English Romantic Literature
Objectives
a) To acquire a wide-range, in-depth knowledge of the main guidelines of English Romantic literature.
b) To relate authors in the programme to the historical, social and cultural contexts.
c) To develop the student´s capacity to analyse and critically read relevant texts of the Romantic Period, in the fields of lyrical poetry (Blake, Wordsworth, Coleridge, Byron, Shelley, Keats) and the novel (Matthew Gregory Lewis, The Monk; or Ann Radcliffe, The Mysteries of Udolpho; or Mary Shelley, Frankenstein).
d) To acquire knowledge of different theoretical and critical approaches in the field of Romantic Studies.
e) To develop the student´s competence to carry out bibliographical research, to elaborate one written essay, in two different presential tests (a midsemester test and a second one at the end of the same) (80%), as well as to participate in class discussions and analysis of pre-selected texts (20%).
General characterization
Code
01101098
Credits
6.0
Responsible teacher
João Paulo Ascenso Pereira da Silva
Hours
Weekly - 4
Total - 168
Teaching language
Portuguese
Prerequisites
Available soon
Bibliography
Curran, S. (ed.) (2010). The Cambridge Companion to British Romanticism. 2nd ed. Cambridge: Cambridge University Press.
Day, A. (2011). Romanticism. 2nd ed. London , New York: Routledge.
Kelly, G. (1989). English Fiction of the Romantic Period 1789-1830. London, New York: Longman.
McCalman, I. (ed.) (2001). An Oxford Companion to the Romantic Age. British Culture 1776 - 1832. Oxford, New York: Oxford University Press.
Moore, J. & Strachan, J. (2010). Key Concepts in Romantic Literature. Basingstoke: Palgrave Macmillan.
Punter, D. (ed.) (2001). A Companion to the Gothic. Oxford, UK/Malden, Massachussets USA: Blackwell.
Spooner, C. & McEvoy, E. (eds.) (2007). The Routledge Companion to the Gothic. London, New York: Routledge.
Wu, D. (ed.) (1999). A Companion to Romanticism. New ed. Oxford, UK/Malden, Massachussets USA: Blackwell.

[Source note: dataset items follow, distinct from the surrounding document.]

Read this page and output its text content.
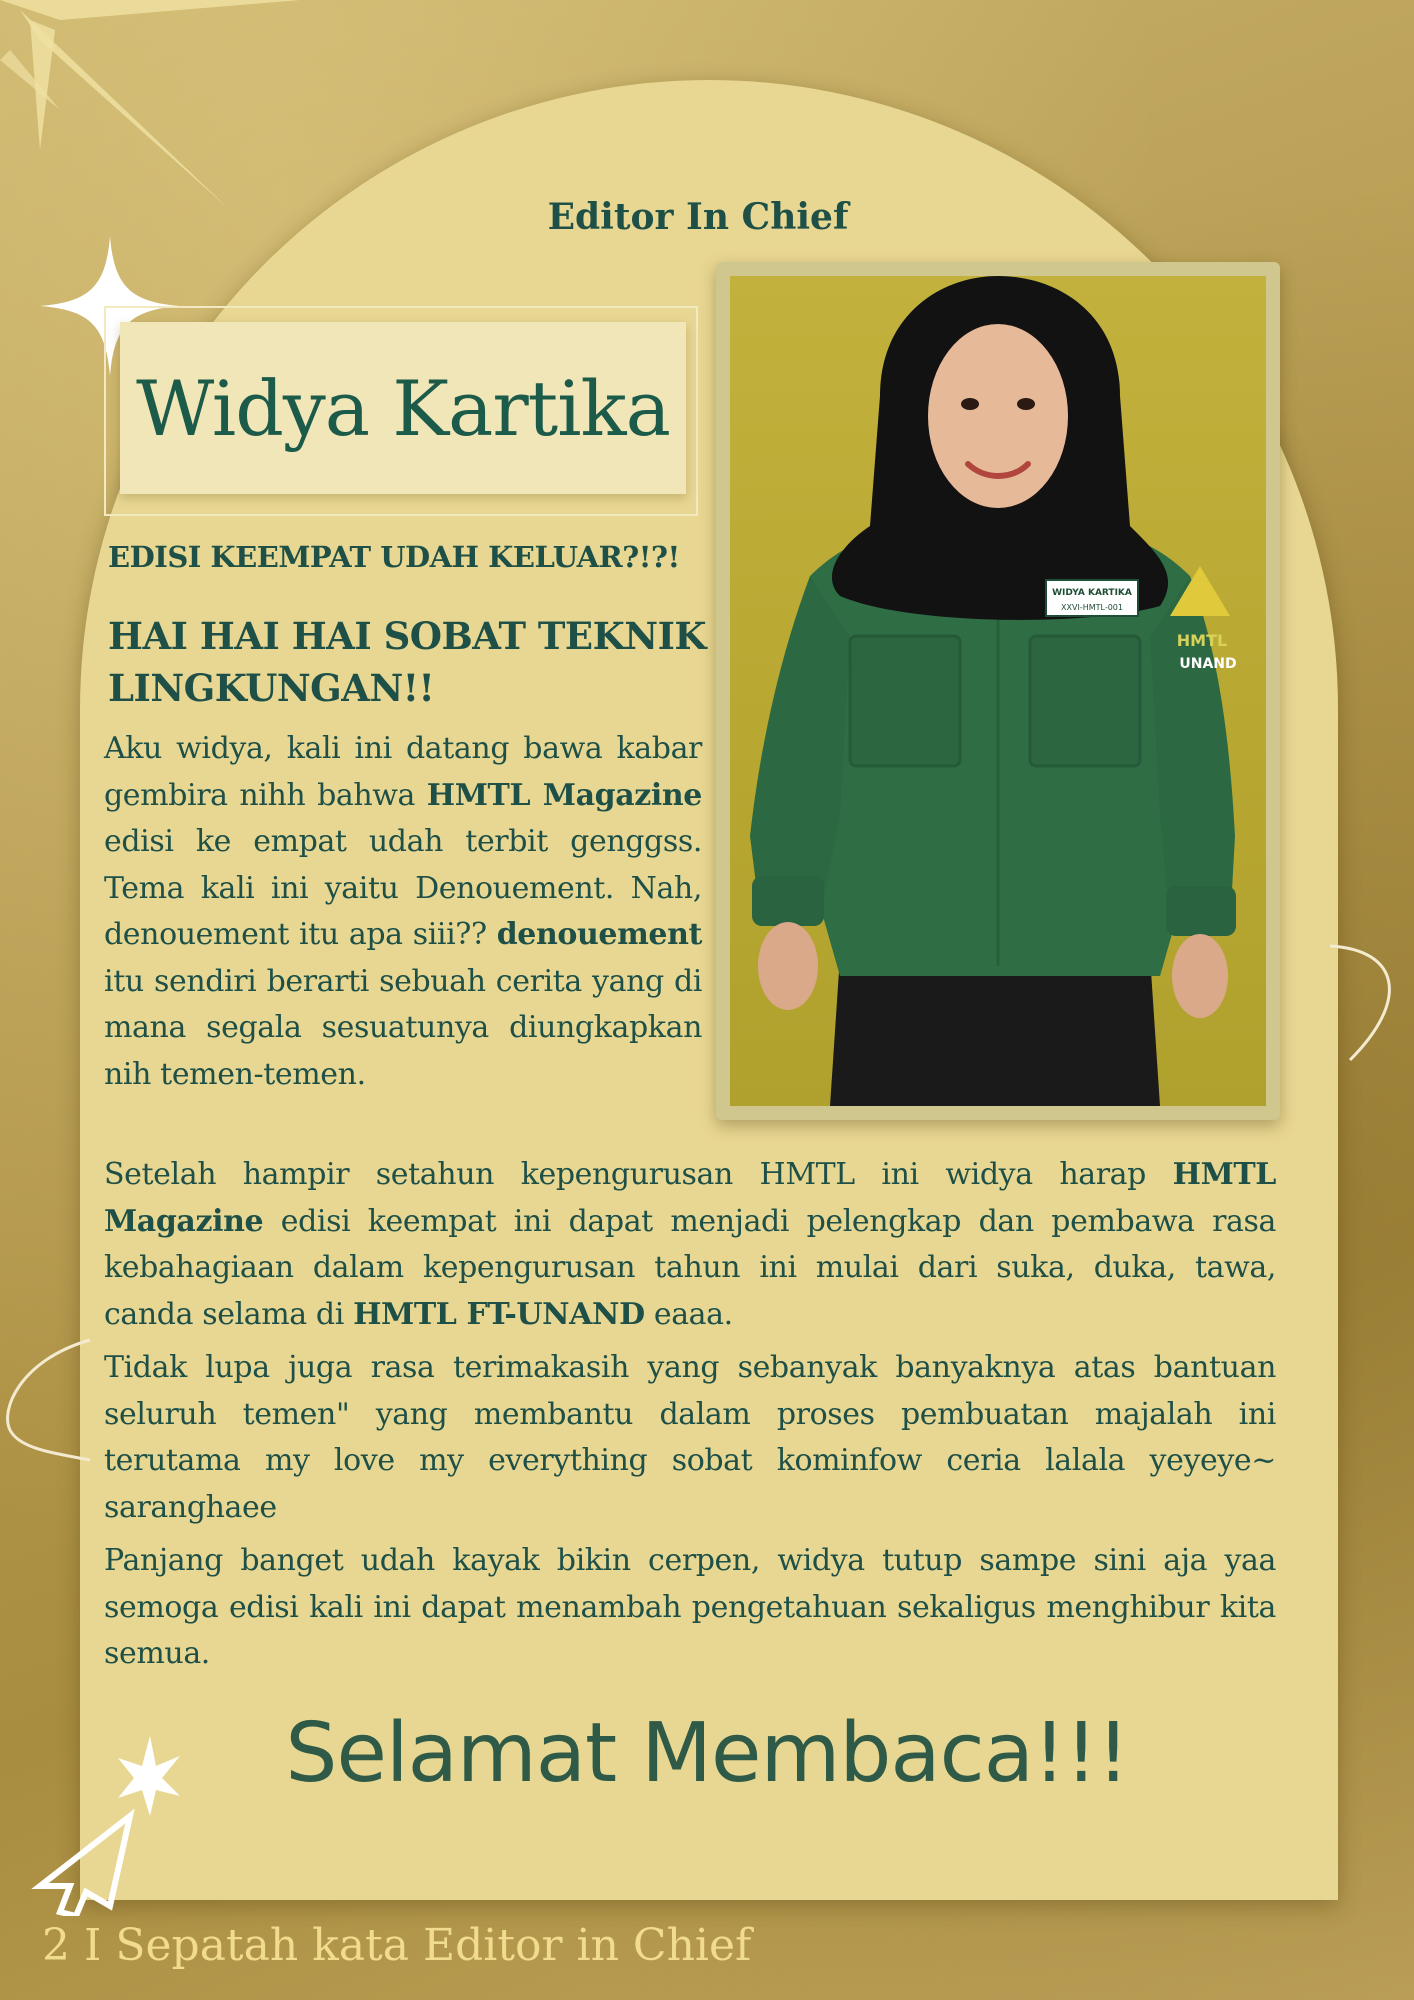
Editor In Chief
Widya Kartika
WIDYA KARTIKA
XXVI-HMTL-001
HMTL
UNAND
EDISI KEEMPAT UDAH KELUAR?!?!
HAI HAI HAI SOBAT TEKNIK LINGKUNGAN!!

Aku widya, kali ini datang bawa kabar gembira nihh bahwa HMTL Magazine edisi ke empat udah terbit genggss. Tema kali ini yaitu Denouement. Nah, denouement itu apa siii?? denouement itu sendiri berarti sebuah cerita yang di mana segala sesuatunya diungkapkan nih temen-temen.

Setelah hampir setahun kepengurusan HMTL ini widya harap HMTL Magazine edisi keempat ini dapat menjadi pelengkap dan pembawa rasa kebahagiaan dalam kepengurusan tahun ini mulai dari suka, duka, tawa, canda selama di HMTL FT-UNAND eaaa.

Tidak lupa juga rasa terimakasih yang sebanyak banyaknya atas bantuan seluruh temen" yang membantu dalam proses pembuatan majalah ini terutama my love my everything sobat kominfow ceria lalala yeyeye~ saranghaee

Panjang banget udah kayak bikin cerpen, widya tutup sampe sini aja yaa semoga edisi kali ini dapat menambah pengetahuan sekaligus menghibur kita semua.

Selamat Membaca!!!
2 I Sepatah kata Editor in Chief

Wu, D. (ed.) (1996). Romanticism: A Critical Reader. Oxford, UK/Malden, Massachussetts USA: Blackwell.
Teaching method
Theoretical presentation to provide a historical, philosophycal and critical context for subsequent approaches to the literary texts (40%). Practical application of the knowledge obtained through textual analysis of the works on the reading list; group debate on the critical bibliography (60%). Students’ study will be guided and supported with a view to preparing them for the tests.
Evaluation method
Oral interventions and spontaneous class participation(20%), Two presential tests(80%)
Subject matter
Curricular unit contents:
1. Theoretical:
a) Neoclassicism and the dawning of new sensibilities.

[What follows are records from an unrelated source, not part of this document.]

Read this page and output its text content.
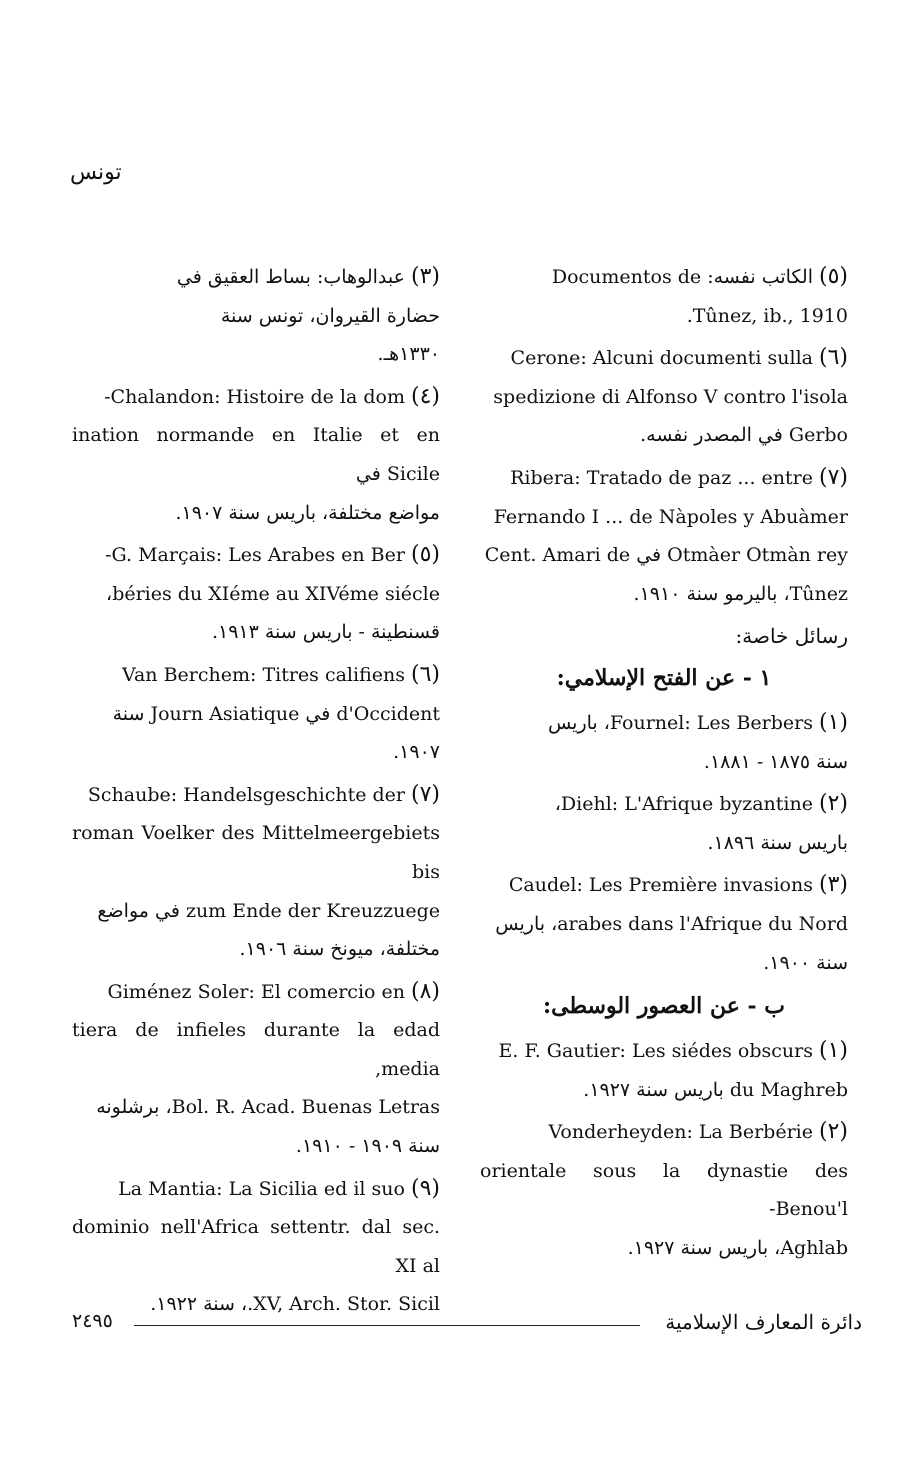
تونس

(٥)الكاتب نفسه: Documentos de

Tûnez, ib., 1910.

(٦)Cerone: Alcuni documenti sulla

spedizione di Alfonso V contro l'isola

Gerbo في المصدر نفسه.

(٧)Ribera: Tratado de paz ... entre

Fernando I ... de Nàpoles y Abuàmer

Otmàer Otmàn rey في Cent. Amari de

Tûnez، باليرمو سنة ١٩١٠.

رسائل خاصة:

١ - عن الفتح الإسلامي:

(١)Fournel: Les Berbers، باريس

سنة ١٨٧٥ - ١٨٨١.

(٢)Diehl: L'Afrique byzantine،

باريس سنة ١٨٩٦.

(٣)Caudel: Les Première invasions

arabes dans l'Afrique du Nord، باريس

سنة ١٩٠٠.

ب - عن العصور الوسطى:

(١)E. F. Gautier: Les siédes obscurs

du Maghreb باريس سنة ١٩٢٧.

(٢)Vonderheyden: La Berbérie

orientale sous la dynastie des Benou'l-

Aghlab، باريس سنة ١٩٢٧.

(٣)عبدالوهاب: بساط العقيق في

حضارة القيروان، تونس سنة

١٣٣٠هـ.

(٤)Chalandon: Histoire de la dom-

ination normande en Italie et en Sicile في

مواضع مختلفة، باريس سنة ١٩٠٧.

(٥)G. Marçais: Les Arabes en Ber-

béries du XIéme au XIVéme siécle،

قسنطينة - باريس سنة ١٩١٣.

(٦)Van Berchem: Titres califiens

d'Occident في Journ Asiatique سنة

١٩٠٧.

(٧)Schaube: Handelsgeschichte der

roman Voelker des Mittelmeergebiets bis

zum Ende der Kreuzzuege في مواضع

مختلفة، ميونخ سنة ١٩٠٦.

(٨)Giménez Soler: El comercio en

tiera de infieles durante la edad media,

Bol. R. Acad. Buenas Letras، برشلونه

سنة ١٩٠٩ - ١٩١٠.

(٩)La Mantia: La Sicilia ed il suo

dominio nell'Africa settentr. dal sec. XI al

XV, Arch. Stor. Sicil.، سنة ١٩٢٢.

٢٤٩٥	دائرة المعارف الإسلامية
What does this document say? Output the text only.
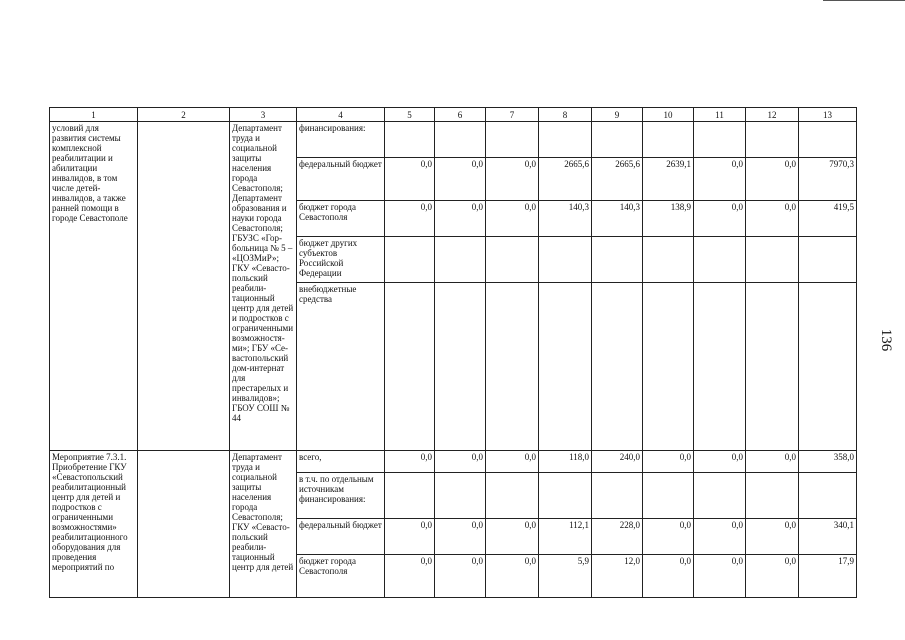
136
1	2	3	4	5	6	7	8	9	10	11	12	13
условий для развития системы комплексной реабилитации и абилитации инвалидов, в том числе детей-инвалидов, а также ранней помощи в городе Севастополе		Департамент труда и социальной защиты населения города Севастополя; Департамент образования и науки города Севастополя; ГБУЗС «Гор-больница № 5 – «ЦОЗМиР»; ГКУ «Севасто-польский реабили-тационный центр для детей и подростков с ограниченными возможностя-ми»; ГБУ «Се-вастопольский дом-интернат для престарелых и инвалидов»; ГБОУ СОШ № 44	финансирования:									
			федеральный бюджет	0,0	0,0	0,0	2665,6	2665,6	2639,1	0,0	0,0	7970,3
			бюджет города Севастополя	0,0	0,0	0,0	140,3	140,3	138,9	0,0	0,0	419,5
			бюджет других субъектов Российской Федерации									
			внебюджетные средства									
Мероприятие 7.3.1. Приобретение ГКУ «Севастопольский реабилитационный центр для детей и подростков с ограниченными возможностями» реабилитационного оборудования для проведения мероприятий по		Департамент труда и социальной защиты населения города Севастополя; ГКУ «Севасто-польский реабили-тационный центр для детей	всего,	0,0	0,0	0,0	118,0	240,0	0,0	0,0	0,0	358,0
			в т.ч. по отдельным источникам финансирования:									
			федеральный бюджет	0,0	0,0	0,0	112,1	228,0	0,0	0,0	0,0	340,1
			бюджет города Севастополя	0,0	0,0	0,0	5,9	12,0	0,0	0,0	0,0	17,9
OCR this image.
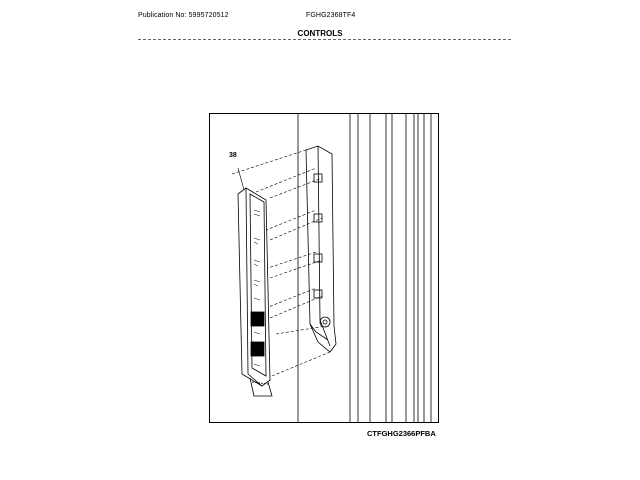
Publication No: 5995720512	FGHG2368TF4
CONTROLS
38
CTFGHG2366PFBA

b) Problematization of the concepts of Pre-Romanticism and Romanticism.
c) Characterization of romantic aesthetics: Romanticism or Romanticisms?
d) A general overview of English romantic poetry: the authors and their works; literary themes and myths; literary theory and theoretical essays or “manifestoes”. The first and second generations of romantic poets.
e) The romantic novel: a general overview of the authors, texts and subgenres (the gothic novel, the sentimental novel and the historical novel).
2. Practical:
a) Reading and analysing poems by poets of the 1st and 2nd romantic generations (Blake, Wordsworth, Coleridge, Byron e Keats).
b) Critical reading of excerpts of Mary Shelley´s novel (Frankenstein).
c) Reading and discussing excerpts of critical studies on the poems and novels under analysis.